Mr Hughes was farewelled at an official function in Wellington on 20 February, which brought together senior figures in Aotearoa New Zealand’s political and public sector world’s to pay tribute to his career.

The farewell was addressed by New Zealand Prime Minister Christopher Luxon who said that Mr Hughes had embodied integrity and political neutrality in his work.

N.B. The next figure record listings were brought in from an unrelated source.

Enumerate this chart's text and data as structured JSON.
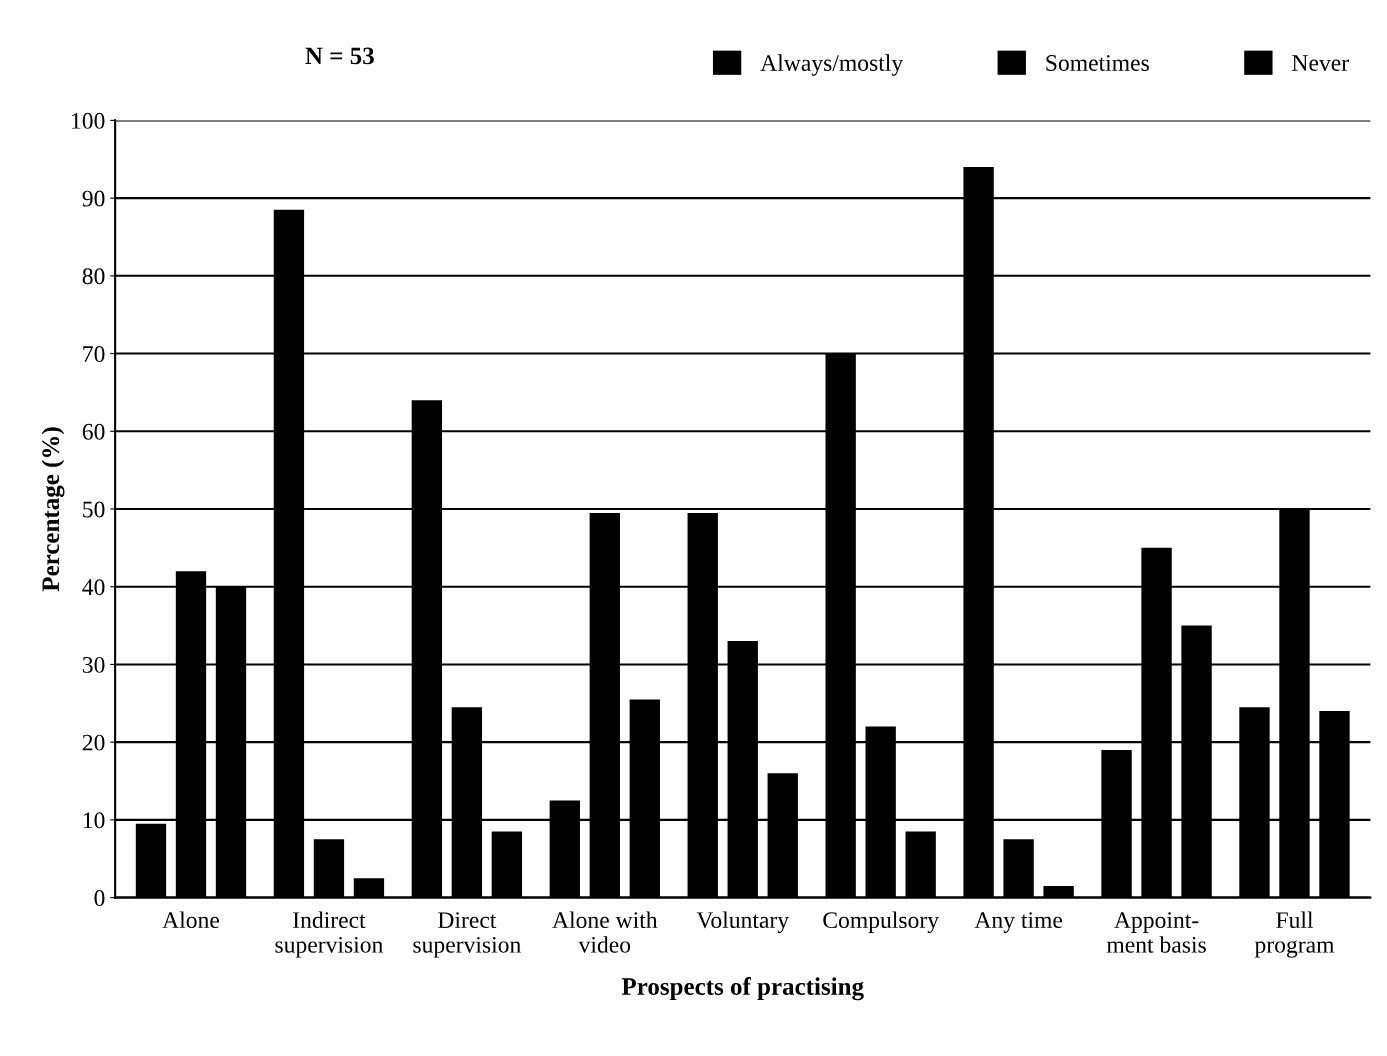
{
  "chart_data": {
    "type": "bar",
    "xlabel": "Prospects of practising",
    "ylabel": "Percentage (%)",
    "categories": [
      "Alone",
      "Indirect\nsupervision",
      "Direct\nsupervision",
      "Alone with\nvideo",
      "Voluntary",
      "Compulsory",
      "Any time",
      "Appoint-\nment basis",
      "Full\nprogram"
    ],
    "series": [
      {
        "name": "Always/mostly",
        "color": "#000000",
        "values": [
          9.5,
          88.5,
          64,
          12.5,
          49.5,
          70,
          94,
          19,
          24.5
        ]
      },
      {
        "name": "Sometimes",
        "color": "#000000",
        "values": [
          42,
          7.5,
          24.5,
          49.5,
          33,
          22,
          7.5,
          45,
          50
        ]
      },
      {
        "name": "Never",
        "color": "#000000",
        "values": [
          40,
          2.5,
          8.5,
          25.5,
          16,
          8.5,
          1.5,
          35,
          24
        ]
      }
    ],
    "ylim": [
      0,
      100
    ],
    "yticks": [
      0,
      10,
      20,
      30,
      40,
      50,
      60,
      70,
      80,
      90,
      100
    ],
    "grid": "y",
    "legend": "top",
    "annotations": [
      "N = 53"
    ]
  }
}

“Peter is a public servant who knows how to square the circle, knows how to combine analysis with persuasion, and knows how to merge vision with reality. He has also upheld standards of integrity and accountability when things go wrong. Everyone here will be familiar with the Hughes-ism ‘own it, fix it, learn from it’,” he said.

Prime Minister Luxon noted that that Mr Hughes had steered through the most sweeping changes to the New Zealand Public Service since 1988 and had brought together the leaders of the Public Service as one team, working in unison to tackle the big issues facing New Zealand.

The reforms contained in New Zealand’s Public Service Act 2020 have been an influence on the thinking of current Australian Public Sector Commissioner Gordon de Brouwer, as outlined in this article.

Encouraging a spirit of service

The principle of service runs through Mr Hughes’s career, along with his belief in the role of an independent public service as a vital part of the constitutional architecture that supports democratic governments in Australia and Aotearoa New Zealand.

While serving as Board Chair, Mr Hughes delivered ANZSOG’s Paterson Oration in Sydney in 2018. He spoke on the theme of ‘the spirit of service’ which unites people who chose to work in the public sector as a way of serving their community.

“I believe that public service is something we should acknowledge, celebrate and reward,” Mr Hughes said in the Oration.

“In my years of public service, I’ve felt a lot of things – frustrated, disappointed, disillusioned even – but never once have I felt that it wasn’t worthwhile.

“Underpinning everything and propelling it forward is the spirit of service. Our first and last responsibility as public service leaders is to support, protect and nurture that spirit in the people who give expression to it every day, every week.

“They deserve that from us, and they also deserve a public service system that enables that spirit to be translated into the better services and outcomes that they are so very motivated to deliver.”

Mr Hughes has devoted his career to public service, starting as a clerk at the Department of Social Welfare. He was promoted through policy and operational leadership positions before entering executive level management in the New Zealand Income Support Service.

He was Chief Executive at the Ministry of Social Development for ten years, and before that was Secretary for Internal Affairs, Chief Executive of the Health Funding Authority and Deputy Director-General of Health.

Before joining the Public Sector Commission, he served as Secretary for Education for three years from 2013. Prior to this, he was Professor of Public Management and Head of the School of Government at Victoria University of Wellington from 2011.

ANZSOG wishes Peter all the best for the future and thanks him for his service to us as an organisation and to the public service of New Zealand.